Krankenhaus-Zukunft

Bürger in Horst fordern neuen Träger für St. Josef

Eine Frau der unmissverständlichen Worte: KKEL-Geschäftsführerin Ines Manegold. Bezirksbürgermeister Joachim Gill (Mitte) hatte sie zusammen mit Luidger Wolterhoff zur Diskussion über die Zukunft des St. Josef-Hospitals eingeladen.

Eine Frau der unmissverständlichen Worte: KKEL-Geschäftsführerin Ines Manegold. Bezirksbürgermeister Joachim Gill (Mitte) hatte sie zusammen mit Luidger Wolterhoff zur Diskussion über die Zukunft des St. Josef-Hospitals eingeladen.

Foto: Joachim Kleine-Büning

Gelsenkirchen-Horst.  Diese Forderung wurde während der Diskussion am Donnerstagabend um die Zukunft des Horster Krankenhauses laut, das Ende 2018 geschlossen werden soll.

„Was soll ich Ihnen an neuen Fakten sagen?“ Schon mit ihrem ersten Satz gab die mit der Abwicklung des St. Josef-Hospitals beauftragte KKEL-Geschäftsführerin Ines Manegold am Donnerstagabend in der bis auf den letzten Platz besetzen Glashalle von Schloss Horst die Richtung vor für die Diskussionsveranstaltung, zu der Bezirksbürgermeister Joachim Gill auch den Gesundheitsdezernent der Stadt Luidger Wolterhoff eingeladen hatte. Ihre rein betriebswirtschaftliche Sicht auf das mit dem Stadtteil stark verankerte Krankenhaus konnten die Horster nicht nachvollziehen.
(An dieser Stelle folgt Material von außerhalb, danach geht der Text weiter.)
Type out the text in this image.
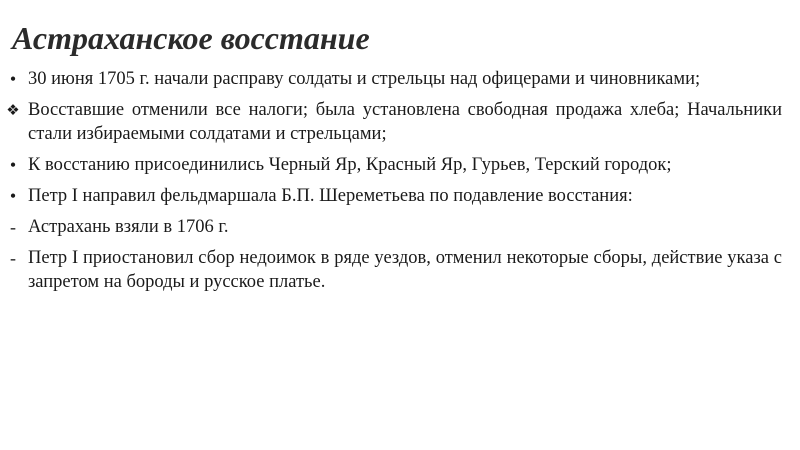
Астраханское восстание
• 30 июня 1705 г. начали расправу солдаты и стрельцы над офицерами и чиновниками;
❖ Восставшие отменили все налоги; была установлена свободная продажа хлеба; Начальники стали избираемыми солдатами и стрельцами;
• К восстанию присоединились Черный Яр, Красный Яр, Гурьев, Терский городок;
• Петр I направил фельдмаршала Б.П. Шереметьева по подавление восстания:
- Астрахань взяли в 1706 г.
- Петр I приостановил сбор недоимок в ряде уездов, отменил некоторые сборы, действие указа с запретом на бороды и русское платье.
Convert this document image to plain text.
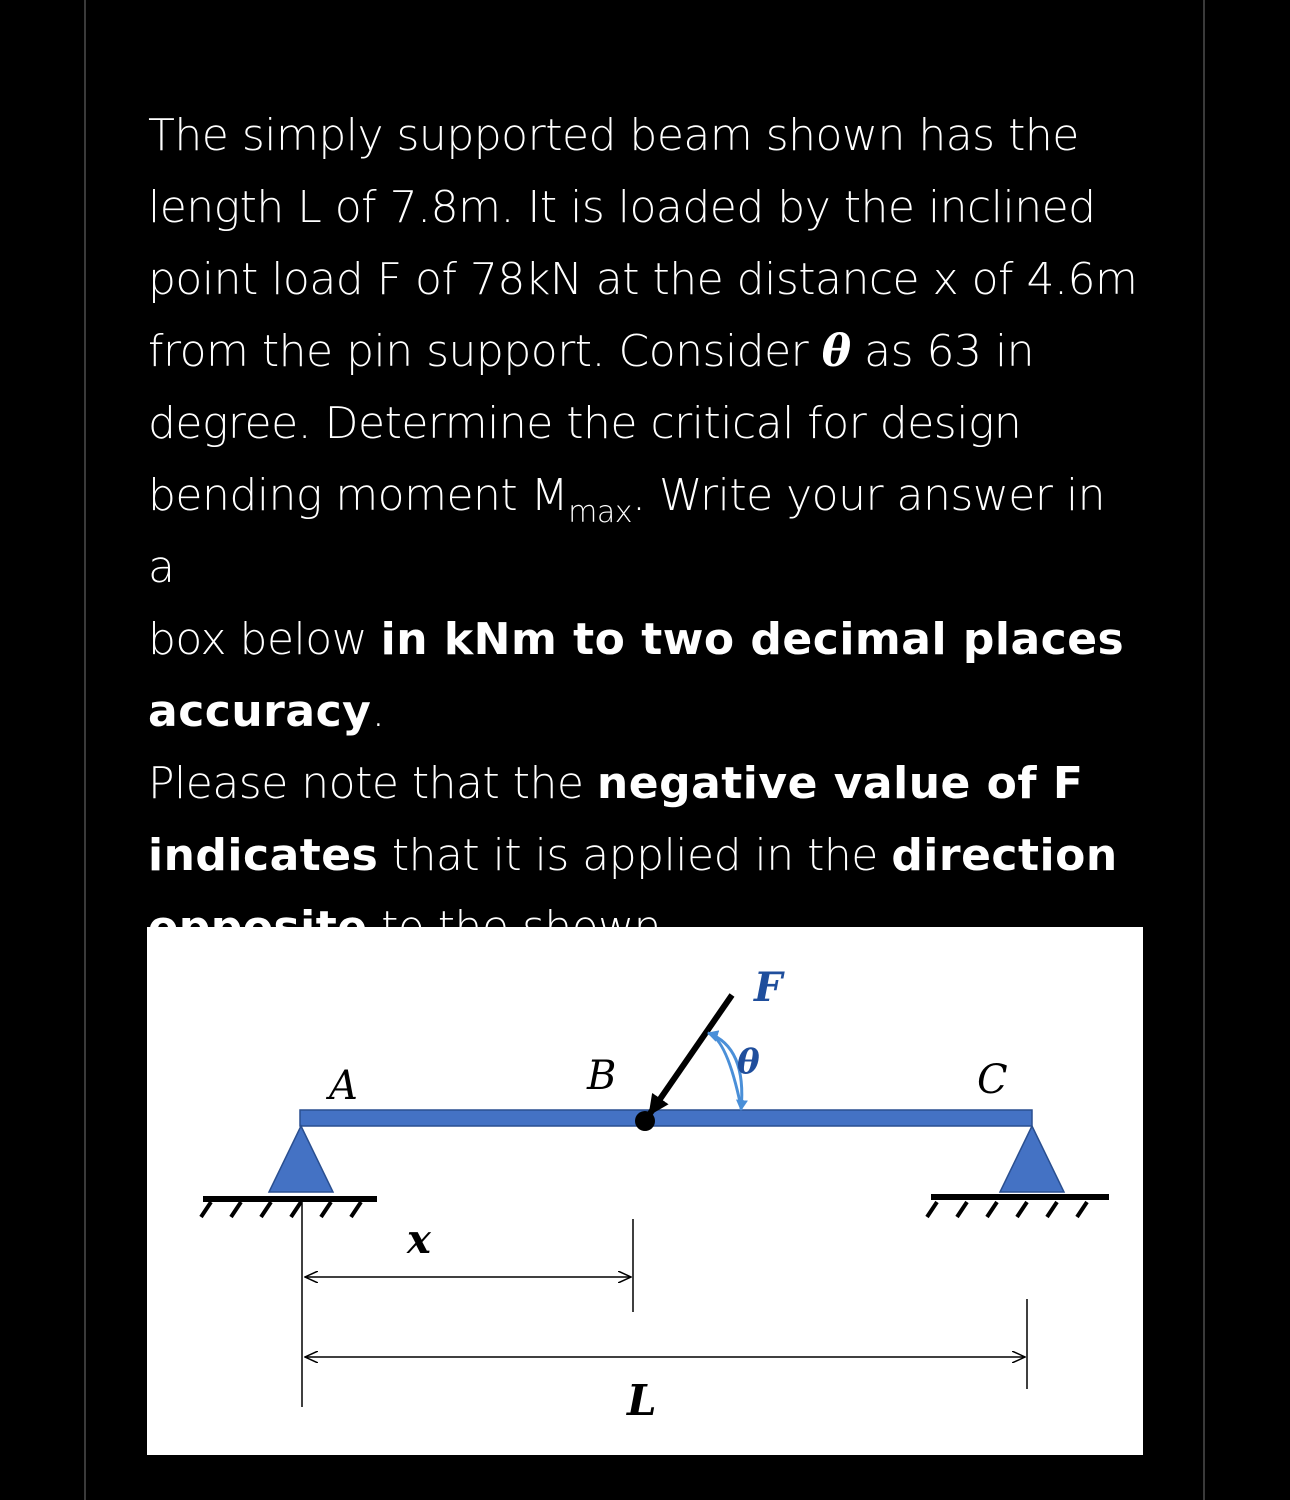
The simply supported beam shown has the
length L of 7.8m. It is loaded by the inclined
point load F of 78kN at the distance x of 4.6m
from the pin support. Consider θ as 63 in
degree. Determine the critical for design
bending moment $M_{max}$. Write your answer in a
box below in kNm to two decimal places
accuracy.
Please note that the negative value of F
indicates that it is applied in the direction
A	B	C
F
θ
x
L
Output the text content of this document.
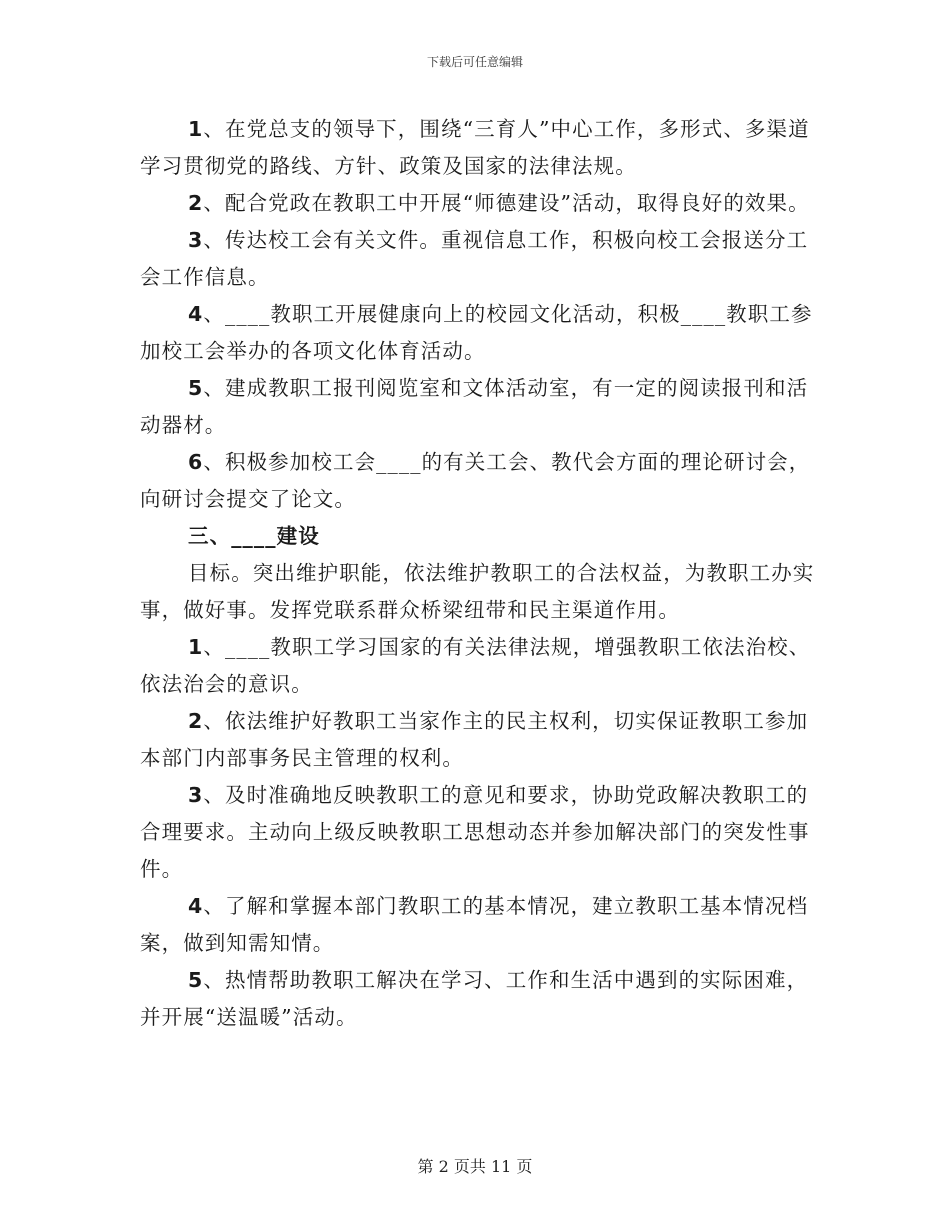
下载后可任意编辑

1、在党总支的领导下，围绕“三育人”中心工作，多形式、多渠道学习贯彻党的路线、方针、政策及国家的法律法规。

2、配合党政在教职工中开展“师德建设”活动，取得良好的效果。

3、传达校工会有关文件。重视信息工作，积极向校工会报送分工会工作信息。

4、____教职工开展健康向上的校园文化活动，积极____教职工参加校工会举办的各项文化体育活动。

5、建成教职工报刊阅览室和文体活动室，有一定的阅读报刊和活动器材。

6、积极参加校工会____的有关工会、教代会方面的理论研讨会，向研讨会提交了论文。

三、____建设

目标。突出维护职能，依法维护教职工的合法权益，为教职工办实事，做好事。发挥党联系群众桥梁纽带和民主渠道作用。

1、____教职工学习国家的有关法律法规，增强教职工依法治校、依法治会的意识。

2、依法维护好教职工当家作主的民主权利，切实保证教职工参加本部门内部事务民主管理的权利。

3、及时准确地反映教职工的意见和要求，协助党政解决教职工的合理要求。主动向上级反映教职工思想动态并参加解决部门的突发性事件。

4、了解和掌握本部门教职工的基本情况，建立教职工基本情况档案，做到知需知情。

5、热情帮助教职工解决在学习、工作和生活中遇到的实际困难，并开展“送温暖”活动。

第 2 页共 11 页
Sie wollen vielmehr den Krankenhausträger KKEL in die Pflicht nehmen, die jetzt gewonnene Zeit bis zur beabsichtigten Schließung des Hospitals Ende 2018 zu nutzen, um Möglichkeiten für einen Weiterbetrieb auszuloten. In Verantwortung sehen sie auch die katholische Kirchengemeinde St. Hippolytus als Grund- und Gebäudeeigentümerin, die als einzige KKEL-Gesellschafterin gegen die Schließung votiert hatte.

Auf keinen Fall in privater Trägerschaft

Es müsse auch die Suche nach einem neuen, nach Möglichkeit kirchlichen, städtischen oder öffentlichen, auf keinen Fall aber privaten Träger in Betracht gezogen werden. Damit folgten sie der Linie, die Wolterhoff skizziert hatte. Zu der gehört auch die Option, dass der Fortbestand des Hauses durch eine gesundheitswirtschaftliche Nutzung abgesichert werden könne, als Medizinzentrum zum Beispiel.

Fast drei Stunden lang musste sich in erster Linie Ines Manegold den Fragen und Vorwürfen des Publikums stellen. Frei von emotionalen Bindungen an das Haus stellte die Krankenhaus-Saniererin in professioneller Distanziertheit fest: „Krankenhäuser, die heute klein sind, sind morgen nicht mehr am Markt.“ Dem Einwand von Gill, „mit dem Tod unseres Krankenhauses finanzieren wir die Expansion des St. Barbara-Hospitals in Gladbeck“, widersprach Manegold nicht. Im Gegenteil: Um das Unternehmen retten zu können, sei es notwendig, sich von einem Krankenhaus zu trennen. Dass es nicht das Barbara-Hospital getroffen habe, liege auf der Hand: „In Gladbeck sind wir Marktführer“, so Manegold.

„Wo sind die KKEL-Gesellschafter?“

Schon bald wurde in der Diskussion deutlich, dass Manegold nicht die richtige Adressatin für den Horster Protest war. „Wo sind hier die KKEL-Gesellschafter und Aufsichtsräte?“, lautete eine Frage aus dem Publikum. Werner Meyer, ehemaliger Vorsitzender des Fördervereins Schloß Horst, war es, der den Horstern Mut machte.

Um das Krankenhaus zu retten, wie damals das Schloss, müsse man Kontakt zu den Verantwortlichen suchen, immer wieder Briefe schreiben, Gespräche führen. Er warf den katholischen Gemeinden als Gesellschafter von Krankenhaus-Trägergesellschaften „kircheninternen Kannibalismus“ vor und spielte damit auf den Wechsel der renommierten Onkologie-Abteilung zum Gelsenkirchener Marienhospital in der Trägerschaft der katholischen St. Augustinus GmbH an.